Energy researchers at IHS Markit have completed the first, three-year phase of a massive Permian Basin research project that models and interprets key geologic characteristics to better estimate its remaining hydrocarbon potential, with initial results indicating the ancient basin still holds an estimated 60-70 billion bbl of technically recoverable resources.
To conduct the analysis, researchers used proprietary historical well and production database that included more than 440,000 Permian wells, and a proprietary software tool that, for the first time, enabled them to leverage interpreted formation “tops” data to identify accurate formations for completion intervals on hundreds of thousands of wells.
The results of the analysis “significantly alters the understanding of the Permian Basin’s resource potential,” according to the research firm.
“When a geologist looks for new oil reserves, we typically go back to geologic targets where we know oil was targeted and produced previously, and in a well file, we call those targets the producing or completion formations,” said IHS Markit’s John Roberts, executive director, global subsurface content operations.
“This producing formation data is a critical element in assessing and correlating future drilling and production activity, but since that information is highly competitive, many operators have historically under-reported that information, which has created much ambiguity in the data.”
Roberts and Prithiraj Chungkham, director of unconventional resources, co-authored “The Permian Basin Interpreted in 3D: The IHS Markit Permian Basin Unconventionals Kingdom Geology Project.”

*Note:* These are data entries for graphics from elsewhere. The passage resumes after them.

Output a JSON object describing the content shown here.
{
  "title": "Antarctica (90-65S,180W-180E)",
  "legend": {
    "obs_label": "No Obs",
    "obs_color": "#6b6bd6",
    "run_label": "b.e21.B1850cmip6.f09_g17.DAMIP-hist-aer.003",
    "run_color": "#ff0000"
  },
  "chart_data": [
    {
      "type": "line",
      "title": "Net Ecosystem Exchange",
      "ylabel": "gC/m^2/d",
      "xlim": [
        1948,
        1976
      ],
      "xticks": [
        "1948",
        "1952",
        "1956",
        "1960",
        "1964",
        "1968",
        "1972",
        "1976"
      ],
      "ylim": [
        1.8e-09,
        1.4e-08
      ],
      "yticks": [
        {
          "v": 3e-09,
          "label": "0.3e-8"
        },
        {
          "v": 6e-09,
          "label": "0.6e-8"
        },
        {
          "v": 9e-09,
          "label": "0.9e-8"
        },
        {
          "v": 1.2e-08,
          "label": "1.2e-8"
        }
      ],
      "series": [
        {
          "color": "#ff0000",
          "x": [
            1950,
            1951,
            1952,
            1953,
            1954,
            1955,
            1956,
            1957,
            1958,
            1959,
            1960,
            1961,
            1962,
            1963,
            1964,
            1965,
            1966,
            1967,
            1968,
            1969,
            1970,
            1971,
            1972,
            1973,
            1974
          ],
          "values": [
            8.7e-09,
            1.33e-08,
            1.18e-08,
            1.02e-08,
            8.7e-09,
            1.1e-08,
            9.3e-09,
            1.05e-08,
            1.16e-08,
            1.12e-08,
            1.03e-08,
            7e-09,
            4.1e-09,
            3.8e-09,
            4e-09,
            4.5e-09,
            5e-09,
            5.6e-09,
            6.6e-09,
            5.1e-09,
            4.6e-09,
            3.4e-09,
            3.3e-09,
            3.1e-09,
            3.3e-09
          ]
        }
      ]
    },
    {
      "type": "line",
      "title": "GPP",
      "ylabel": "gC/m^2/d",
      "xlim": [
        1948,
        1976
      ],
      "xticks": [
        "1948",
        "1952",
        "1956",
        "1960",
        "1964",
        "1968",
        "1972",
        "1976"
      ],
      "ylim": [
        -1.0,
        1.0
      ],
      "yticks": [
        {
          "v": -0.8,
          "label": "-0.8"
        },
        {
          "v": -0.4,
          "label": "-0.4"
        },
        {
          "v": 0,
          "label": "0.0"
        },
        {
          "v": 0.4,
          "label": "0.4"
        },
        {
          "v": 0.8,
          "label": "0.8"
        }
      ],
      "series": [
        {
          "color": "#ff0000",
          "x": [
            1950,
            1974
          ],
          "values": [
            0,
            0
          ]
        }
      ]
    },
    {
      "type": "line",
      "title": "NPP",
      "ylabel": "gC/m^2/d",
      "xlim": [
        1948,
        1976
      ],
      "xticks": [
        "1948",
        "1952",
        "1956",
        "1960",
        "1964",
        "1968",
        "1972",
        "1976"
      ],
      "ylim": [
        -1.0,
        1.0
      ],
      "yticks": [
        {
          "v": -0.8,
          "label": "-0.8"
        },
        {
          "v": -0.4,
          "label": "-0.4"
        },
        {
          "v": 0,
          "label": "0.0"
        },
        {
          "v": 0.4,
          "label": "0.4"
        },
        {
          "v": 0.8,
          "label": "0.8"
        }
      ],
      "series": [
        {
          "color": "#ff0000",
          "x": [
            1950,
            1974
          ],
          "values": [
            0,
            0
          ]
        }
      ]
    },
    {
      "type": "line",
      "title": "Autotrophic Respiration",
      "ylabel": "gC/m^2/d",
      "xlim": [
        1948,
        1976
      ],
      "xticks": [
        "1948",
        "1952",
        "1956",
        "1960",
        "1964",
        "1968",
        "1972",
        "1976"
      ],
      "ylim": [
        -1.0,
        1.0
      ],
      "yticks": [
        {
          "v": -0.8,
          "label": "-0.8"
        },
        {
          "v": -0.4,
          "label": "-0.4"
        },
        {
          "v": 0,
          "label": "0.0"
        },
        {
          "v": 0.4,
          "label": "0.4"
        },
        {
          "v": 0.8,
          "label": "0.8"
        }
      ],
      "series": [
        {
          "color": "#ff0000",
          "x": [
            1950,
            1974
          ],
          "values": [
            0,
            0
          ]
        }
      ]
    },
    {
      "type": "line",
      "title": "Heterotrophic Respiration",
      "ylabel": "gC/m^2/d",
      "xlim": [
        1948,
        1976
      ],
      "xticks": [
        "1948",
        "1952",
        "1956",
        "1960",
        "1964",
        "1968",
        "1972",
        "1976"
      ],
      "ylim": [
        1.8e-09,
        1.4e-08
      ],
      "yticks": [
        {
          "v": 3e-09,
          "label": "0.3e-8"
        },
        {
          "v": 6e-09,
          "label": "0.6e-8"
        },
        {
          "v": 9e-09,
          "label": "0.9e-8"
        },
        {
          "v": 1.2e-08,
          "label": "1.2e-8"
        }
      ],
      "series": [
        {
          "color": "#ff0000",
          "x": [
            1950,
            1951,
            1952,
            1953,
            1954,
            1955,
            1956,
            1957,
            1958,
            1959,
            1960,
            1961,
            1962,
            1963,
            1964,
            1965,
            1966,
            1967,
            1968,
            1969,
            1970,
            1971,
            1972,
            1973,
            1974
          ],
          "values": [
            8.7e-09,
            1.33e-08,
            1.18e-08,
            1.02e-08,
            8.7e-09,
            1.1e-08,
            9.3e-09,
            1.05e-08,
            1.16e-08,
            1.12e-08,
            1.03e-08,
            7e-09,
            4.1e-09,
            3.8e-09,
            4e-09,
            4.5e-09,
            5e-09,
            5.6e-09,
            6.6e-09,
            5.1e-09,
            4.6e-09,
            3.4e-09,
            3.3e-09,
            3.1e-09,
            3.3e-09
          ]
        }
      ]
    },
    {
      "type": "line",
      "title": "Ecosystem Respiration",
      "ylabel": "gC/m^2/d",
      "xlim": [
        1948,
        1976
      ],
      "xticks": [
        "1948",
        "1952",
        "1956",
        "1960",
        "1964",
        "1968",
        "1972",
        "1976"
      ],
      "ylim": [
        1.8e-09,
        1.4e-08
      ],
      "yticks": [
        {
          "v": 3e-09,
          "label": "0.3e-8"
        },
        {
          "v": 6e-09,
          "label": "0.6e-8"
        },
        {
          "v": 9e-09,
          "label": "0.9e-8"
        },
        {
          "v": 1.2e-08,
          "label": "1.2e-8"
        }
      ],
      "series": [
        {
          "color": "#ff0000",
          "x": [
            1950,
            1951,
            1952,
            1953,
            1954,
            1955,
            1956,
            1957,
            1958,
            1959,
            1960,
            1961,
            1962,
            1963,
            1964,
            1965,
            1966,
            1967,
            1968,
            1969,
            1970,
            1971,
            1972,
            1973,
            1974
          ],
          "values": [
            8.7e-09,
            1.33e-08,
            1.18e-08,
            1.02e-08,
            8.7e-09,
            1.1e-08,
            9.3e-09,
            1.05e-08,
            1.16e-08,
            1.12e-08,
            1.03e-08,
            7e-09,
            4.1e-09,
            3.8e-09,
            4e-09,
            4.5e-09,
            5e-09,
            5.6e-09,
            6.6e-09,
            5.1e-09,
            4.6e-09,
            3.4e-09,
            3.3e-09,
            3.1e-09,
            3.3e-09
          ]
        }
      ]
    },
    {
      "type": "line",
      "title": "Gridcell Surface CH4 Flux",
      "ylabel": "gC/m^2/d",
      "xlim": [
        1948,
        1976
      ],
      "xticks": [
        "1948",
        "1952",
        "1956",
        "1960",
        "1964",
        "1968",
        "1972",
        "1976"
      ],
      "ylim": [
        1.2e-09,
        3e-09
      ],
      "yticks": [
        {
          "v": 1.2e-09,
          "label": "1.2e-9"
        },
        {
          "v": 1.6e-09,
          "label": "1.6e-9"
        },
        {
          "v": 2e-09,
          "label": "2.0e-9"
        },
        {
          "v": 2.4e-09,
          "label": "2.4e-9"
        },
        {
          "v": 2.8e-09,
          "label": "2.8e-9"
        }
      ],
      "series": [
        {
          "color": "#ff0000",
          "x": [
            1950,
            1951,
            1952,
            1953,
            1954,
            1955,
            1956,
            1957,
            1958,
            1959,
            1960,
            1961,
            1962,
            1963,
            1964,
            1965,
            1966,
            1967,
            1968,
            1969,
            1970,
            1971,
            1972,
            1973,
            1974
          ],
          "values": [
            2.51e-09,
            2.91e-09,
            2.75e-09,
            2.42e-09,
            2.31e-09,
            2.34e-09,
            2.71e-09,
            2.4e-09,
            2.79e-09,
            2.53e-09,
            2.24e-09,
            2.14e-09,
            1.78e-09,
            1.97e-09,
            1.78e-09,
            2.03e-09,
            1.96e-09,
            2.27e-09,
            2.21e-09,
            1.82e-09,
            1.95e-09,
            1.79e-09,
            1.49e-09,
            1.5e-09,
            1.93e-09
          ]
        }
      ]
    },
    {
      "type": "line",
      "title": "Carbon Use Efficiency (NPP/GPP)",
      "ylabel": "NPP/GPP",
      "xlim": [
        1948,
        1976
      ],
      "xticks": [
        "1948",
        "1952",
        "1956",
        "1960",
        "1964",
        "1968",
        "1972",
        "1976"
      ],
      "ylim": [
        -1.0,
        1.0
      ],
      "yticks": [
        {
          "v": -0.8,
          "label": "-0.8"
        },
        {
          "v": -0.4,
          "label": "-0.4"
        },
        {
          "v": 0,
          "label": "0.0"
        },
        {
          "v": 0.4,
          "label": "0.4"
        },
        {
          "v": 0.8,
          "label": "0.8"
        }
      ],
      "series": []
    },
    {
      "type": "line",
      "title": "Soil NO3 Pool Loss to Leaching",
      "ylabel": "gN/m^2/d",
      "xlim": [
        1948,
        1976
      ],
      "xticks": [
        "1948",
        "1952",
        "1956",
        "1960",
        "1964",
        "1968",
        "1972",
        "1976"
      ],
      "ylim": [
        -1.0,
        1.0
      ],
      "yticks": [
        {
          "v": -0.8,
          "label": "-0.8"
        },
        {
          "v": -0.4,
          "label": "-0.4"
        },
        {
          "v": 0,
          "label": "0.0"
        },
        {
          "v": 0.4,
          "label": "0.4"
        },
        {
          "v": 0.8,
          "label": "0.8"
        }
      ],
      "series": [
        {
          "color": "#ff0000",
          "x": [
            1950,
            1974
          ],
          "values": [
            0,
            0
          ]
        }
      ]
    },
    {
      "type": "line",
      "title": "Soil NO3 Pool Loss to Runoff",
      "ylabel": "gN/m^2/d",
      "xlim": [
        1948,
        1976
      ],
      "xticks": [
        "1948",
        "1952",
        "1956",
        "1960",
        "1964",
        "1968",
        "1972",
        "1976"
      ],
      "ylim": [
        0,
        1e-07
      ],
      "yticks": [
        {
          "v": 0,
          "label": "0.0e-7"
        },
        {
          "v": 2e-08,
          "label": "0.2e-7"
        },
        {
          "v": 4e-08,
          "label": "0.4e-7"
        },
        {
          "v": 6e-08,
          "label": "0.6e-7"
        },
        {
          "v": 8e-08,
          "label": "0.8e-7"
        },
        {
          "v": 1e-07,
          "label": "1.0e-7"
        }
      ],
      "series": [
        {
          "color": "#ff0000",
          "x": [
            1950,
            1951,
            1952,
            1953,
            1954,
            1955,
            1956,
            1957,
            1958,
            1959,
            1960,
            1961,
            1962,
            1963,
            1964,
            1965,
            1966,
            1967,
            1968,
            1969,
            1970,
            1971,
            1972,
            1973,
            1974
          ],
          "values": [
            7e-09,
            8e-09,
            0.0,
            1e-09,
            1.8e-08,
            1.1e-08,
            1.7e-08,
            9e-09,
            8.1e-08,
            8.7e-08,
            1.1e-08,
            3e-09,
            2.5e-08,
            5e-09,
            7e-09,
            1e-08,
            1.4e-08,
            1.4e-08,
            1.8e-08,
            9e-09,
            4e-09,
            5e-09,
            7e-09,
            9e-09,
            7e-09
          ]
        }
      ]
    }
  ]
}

“Using a new technology we developed, we’ve leveraged our proprietary IHS Markit interpreted formation-tops data to identify accurate formations for completion intervals on hundreds of thousands of wells, and the results change the game for this basin and for geologists’ interpretations,” Roberts said. “It has significantly changed our understanding of the extent of many formations in the Permian Basin and the potential of those formations to yield additional hydrocarbons.”
The research team spent more than three years building the technology and updating the company’s historical well and production records that cover the Permian’s nearly 100-year history.
Gathering Years of History
“We’re a mix of geologists, private detectives and data scientists who have new tools that now enable us to re-examine the historical data and completely reassess the potential of this mature, giant basin in a 3D model,” Roberts said. “I’m one of more than 60 geologists who have been recording and correlating formation ”tops’ data for the Permian Basin for over 30 years, so this represents a lifetime of work for many of us, and it’s exciting to finally see the pieces of the puzzle fall into place.
“For a scientist, it’s like looking through a more powerful microscope and suddenly seeing something clearly for the first time — it is very exciting.”
The Permian, primarily in West Texas and extending into southeastern New Mexico, has produced cumulatively more than 39 billion bbl (cumulative) of oil since production began the 1920s, reaching a previous production peak in 1973.
“As conventional oil production in the play declined steadily during the following three decades, many in the industry thought the Permian’s best days were behind it, but unconventional drilling and completion technology changed the game in the 2000s,” IHS Markit noted.
“This advance made possible the extraction of unconventional shale resources that were previously uneconomic to produce, and changed the view of geologists, who, for decades, had bypassed these less desirable targets in favor of conventional reservoirs.”
The onset of horizontal drilling and and new hydraulic fracturing (fracking) completion technology over the past decade helped reverse the Permian’s production decline, and the basin is on track to soon eclipse its previous peak, according to IHS Markit.
“The Permian Basin is America’s super basin in terms of its oil and gas production history, and for operators, it presents a significant variety of stacked targets that are profitable at today’s oil prices,” Chungkham said.
In the analysis, researchers modeled and interpreted more than 70 formations and benches across the Permian and delivered them in a work-station ready 3D format, “so Permian operators or new-entrants can fast-forward their analysis.”
Potential for Short-Lateral, Low Volume Fracking Wells
In particular, he said, “the tremendous improvement in assigned-producing formations adds significant detail and dramatically changes the views of the basin and our understanding of where future hydrocarbon potential exists, allowing for faster economic evaluation of acreage and productive potential.”
Based on the analysis, “a previously undiscussed opportunity for production may be from the tight, noncontinuous plays produced through short-lateral wells and low-volume fracking. This offers lower risk, improved upside potential and ultimately, lower recovery costs, which is good news for operators.”
Understanding the economic limits of both geography and geology in the Permian is key for operators and investors, said Roberts. And researchers “are not done yet. We are already at work on the second-phase of the Permian Basin analysis, which is to further delineate the various Wolfcamp sub-benches.”
According to a base case in a new modeling scenario issued last week by consultant Wood Mackenzie, the Permian’s peak output could increase by 500,000 b/d as new technology adoption accelerates. In the reference case analysis, Permian production is forecast to increase to more than 5 million b/d in 2025.
However, there are risks as producers adapt to the speedy growth and attempt to pull more oil and natural gas from the massive resource base, Wood Mackenzie’s researchers said. Geological constraints could arise as the play is aggressively developed, which could lead to production shortfalls, and potentially to higher prices early next decade.